MAPP’s high present valuation is for a number of reasons:
- Potential migraine first-line therapy
- US/Canada Partnership with Allergan to target headache specialists, neurologists, and pain specialists. 50/50 split of neurologists and pain specialist sales as well as milestone payments
- High likelihood of rapid market penetration driven by patients and prescribers
- Large addressable market
- High likelihood of approval
- EU and rest of world partnerships and sales
- Strong financial position, with $114M cash at the end of Q3 and no debt
No capital needed, hence MAPP shares a clean trade into the next event. The primary value driver for MAPP is potential FDA approval of Levadex in April. The company ended 2012 with approximately $100 million in cash, so shares of MAPP can trade without the worry of a financing ahead of this event. As mentioned above, MAPP has partnered Levadex with Allergan, who already has a sales force in the migraine space for Botox. MAPP will be adding their own 50 person speciality sales force to work alongside the Allergan team, and upon first commercial sale of Levadex in the U.S. (expected in mid-2013), Allergan is obligated to pay the company a $50 million milestone payment. It’s likely that upon approval the company could, in fact, partner the drug outside of the U.S., and such a deal could result in additional non-dilutive capital, further strengthening MAPP’s balance sheet; post FDA approval of Levadex, MAPP may even become a take-out candidate.
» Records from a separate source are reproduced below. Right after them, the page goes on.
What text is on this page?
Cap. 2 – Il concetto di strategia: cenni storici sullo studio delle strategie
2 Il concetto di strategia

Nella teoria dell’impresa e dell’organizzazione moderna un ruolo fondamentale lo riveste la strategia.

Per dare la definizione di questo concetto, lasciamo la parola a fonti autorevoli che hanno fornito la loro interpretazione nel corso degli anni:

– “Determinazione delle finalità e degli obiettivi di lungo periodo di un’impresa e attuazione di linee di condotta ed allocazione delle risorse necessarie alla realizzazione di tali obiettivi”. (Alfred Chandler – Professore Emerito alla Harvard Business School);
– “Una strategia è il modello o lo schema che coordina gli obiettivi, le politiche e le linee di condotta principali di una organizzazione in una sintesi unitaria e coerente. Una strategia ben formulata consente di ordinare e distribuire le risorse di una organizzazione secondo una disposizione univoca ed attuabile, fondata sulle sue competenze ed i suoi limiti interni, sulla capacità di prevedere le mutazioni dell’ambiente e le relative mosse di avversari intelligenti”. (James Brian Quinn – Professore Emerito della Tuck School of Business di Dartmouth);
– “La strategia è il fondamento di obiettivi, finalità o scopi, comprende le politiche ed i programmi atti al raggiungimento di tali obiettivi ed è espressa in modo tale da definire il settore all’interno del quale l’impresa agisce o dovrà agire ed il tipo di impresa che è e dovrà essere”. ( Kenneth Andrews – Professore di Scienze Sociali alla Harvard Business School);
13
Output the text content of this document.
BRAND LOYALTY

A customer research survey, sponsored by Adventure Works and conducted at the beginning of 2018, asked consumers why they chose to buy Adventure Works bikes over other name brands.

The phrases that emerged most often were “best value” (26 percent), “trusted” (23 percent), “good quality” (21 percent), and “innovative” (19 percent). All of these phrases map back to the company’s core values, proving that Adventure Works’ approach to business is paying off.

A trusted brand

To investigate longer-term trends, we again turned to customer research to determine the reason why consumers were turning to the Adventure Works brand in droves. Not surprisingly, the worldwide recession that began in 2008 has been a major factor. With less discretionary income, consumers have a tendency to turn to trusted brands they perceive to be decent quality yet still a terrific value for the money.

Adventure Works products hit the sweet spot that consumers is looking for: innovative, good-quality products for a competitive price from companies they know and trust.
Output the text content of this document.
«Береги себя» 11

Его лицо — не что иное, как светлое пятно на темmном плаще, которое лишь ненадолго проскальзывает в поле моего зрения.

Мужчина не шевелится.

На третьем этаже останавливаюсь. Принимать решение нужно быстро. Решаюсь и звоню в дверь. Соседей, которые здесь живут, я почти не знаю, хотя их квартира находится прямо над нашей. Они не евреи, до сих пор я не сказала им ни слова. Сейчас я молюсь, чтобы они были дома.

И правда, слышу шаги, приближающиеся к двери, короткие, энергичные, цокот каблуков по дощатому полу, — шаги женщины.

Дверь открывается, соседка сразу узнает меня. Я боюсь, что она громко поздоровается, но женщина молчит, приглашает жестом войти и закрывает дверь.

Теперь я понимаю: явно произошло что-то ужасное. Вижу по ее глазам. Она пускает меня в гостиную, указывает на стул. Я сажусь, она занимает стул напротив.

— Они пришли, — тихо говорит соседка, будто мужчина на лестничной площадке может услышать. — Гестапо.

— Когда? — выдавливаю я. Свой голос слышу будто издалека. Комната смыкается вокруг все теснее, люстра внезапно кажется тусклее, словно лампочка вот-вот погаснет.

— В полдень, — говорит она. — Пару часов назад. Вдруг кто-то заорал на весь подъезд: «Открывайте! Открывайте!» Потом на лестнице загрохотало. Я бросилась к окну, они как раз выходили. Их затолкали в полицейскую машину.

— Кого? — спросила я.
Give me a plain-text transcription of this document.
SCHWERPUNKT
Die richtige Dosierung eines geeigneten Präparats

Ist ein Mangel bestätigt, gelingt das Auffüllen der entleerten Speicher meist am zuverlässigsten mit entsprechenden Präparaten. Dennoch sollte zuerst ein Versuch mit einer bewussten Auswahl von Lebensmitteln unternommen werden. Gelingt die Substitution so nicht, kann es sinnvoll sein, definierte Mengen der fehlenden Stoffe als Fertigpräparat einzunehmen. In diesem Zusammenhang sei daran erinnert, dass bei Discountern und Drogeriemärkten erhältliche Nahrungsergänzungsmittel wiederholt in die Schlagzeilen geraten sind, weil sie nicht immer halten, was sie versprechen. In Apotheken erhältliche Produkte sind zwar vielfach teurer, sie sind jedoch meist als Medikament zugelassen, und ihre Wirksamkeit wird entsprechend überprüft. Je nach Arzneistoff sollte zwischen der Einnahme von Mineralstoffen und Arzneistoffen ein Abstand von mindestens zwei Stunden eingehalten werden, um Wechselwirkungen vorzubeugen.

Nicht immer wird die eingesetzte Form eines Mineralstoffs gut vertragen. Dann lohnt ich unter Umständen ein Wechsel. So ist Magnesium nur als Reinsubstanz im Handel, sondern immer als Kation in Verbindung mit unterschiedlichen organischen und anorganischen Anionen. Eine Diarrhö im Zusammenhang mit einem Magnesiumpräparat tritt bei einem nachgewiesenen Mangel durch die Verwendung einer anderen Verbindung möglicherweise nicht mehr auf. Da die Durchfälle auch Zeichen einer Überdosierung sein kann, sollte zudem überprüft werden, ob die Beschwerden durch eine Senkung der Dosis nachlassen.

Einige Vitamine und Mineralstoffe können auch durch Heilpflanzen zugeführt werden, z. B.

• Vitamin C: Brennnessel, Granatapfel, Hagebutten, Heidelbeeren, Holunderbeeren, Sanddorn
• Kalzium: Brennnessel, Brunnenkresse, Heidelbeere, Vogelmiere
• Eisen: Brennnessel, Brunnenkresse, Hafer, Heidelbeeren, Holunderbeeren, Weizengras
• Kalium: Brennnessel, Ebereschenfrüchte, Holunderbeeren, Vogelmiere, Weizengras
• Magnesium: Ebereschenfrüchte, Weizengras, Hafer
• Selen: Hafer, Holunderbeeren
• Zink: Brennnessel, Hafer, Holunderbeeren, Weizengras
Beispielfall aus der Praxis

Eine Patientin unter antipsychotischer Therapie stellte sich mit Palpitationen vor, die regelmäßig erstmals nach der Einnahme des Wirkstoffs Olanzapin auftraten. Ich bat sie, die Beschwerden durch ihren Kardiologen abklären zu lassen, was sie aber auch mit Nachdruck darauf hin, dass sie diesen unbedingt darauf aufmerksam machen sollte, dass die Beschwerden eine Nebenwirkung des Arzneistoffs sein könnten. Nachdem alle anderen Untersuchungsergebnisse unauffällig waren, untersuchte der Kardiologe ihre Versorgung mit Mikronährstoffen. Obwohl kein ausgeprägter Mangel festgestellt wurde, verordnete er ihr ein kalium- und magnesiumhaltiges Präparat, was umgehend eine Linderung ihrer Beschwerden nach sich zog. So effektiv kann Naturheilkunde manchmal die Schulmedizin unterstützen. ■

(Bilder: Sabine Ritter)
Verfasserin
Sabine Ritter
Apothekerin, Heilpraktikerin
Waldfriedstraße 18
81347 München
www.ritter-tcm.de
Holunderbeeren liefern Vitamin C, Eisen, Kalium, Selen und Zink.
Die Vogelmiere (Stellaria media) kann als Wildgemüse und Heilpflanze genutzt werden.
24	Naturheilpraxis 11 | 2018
MAPP stock could run into FDA decision, upside to $20 plus. Investor interest is just beginning to emerge this year as U.S. approval could occur in the next few months. Since July, the stock has traded in a range between ~$12 and $16 per share, with FDA accepting the company’s NDA resubmission for Levadex in late November. Currently, MAPP is just breaking out of the high end of its trading range given the approaching FDA decision. Analysts anticipate that Levadex could have peak sales of $1 billion, with net revenues to MAPP of about 50% of peak sales based on the company’s 50/50 split with Allergan. The current average price target for MAPP is $21 a share, however, this price objective is discounted given that FDA approval has yet to be granted, therefore once approval occurs, discount rates will be lowered and price targets on MAPP are likely to rise. In fact, some analysts already peg MAPP’s fair value at $25. The company also has a pipeline of drugs developed with its proprietary formulation technologies, including treatments for diabetes and asthma/COPD, and estimates for MAPP as a take-out top $30 a share assuming Levadex is approved. As a result, MAPP has potential to trade into the $20 range around the FDA decision on Levadex. As there have been some large post approval sell-offs of late, it’s difficult to predict price action entirely. However with 86.70% institutional ownership of the 30M float and 25% of the float short, MAPP may be able to hold onto at least some of the approval pop. In the long-term, once the PDUFA volatility has subsided, MAP is worth watching, as we believe Levadex will cause significant growth surprise.
In connection with MAPP, PropThink has taken a Long position.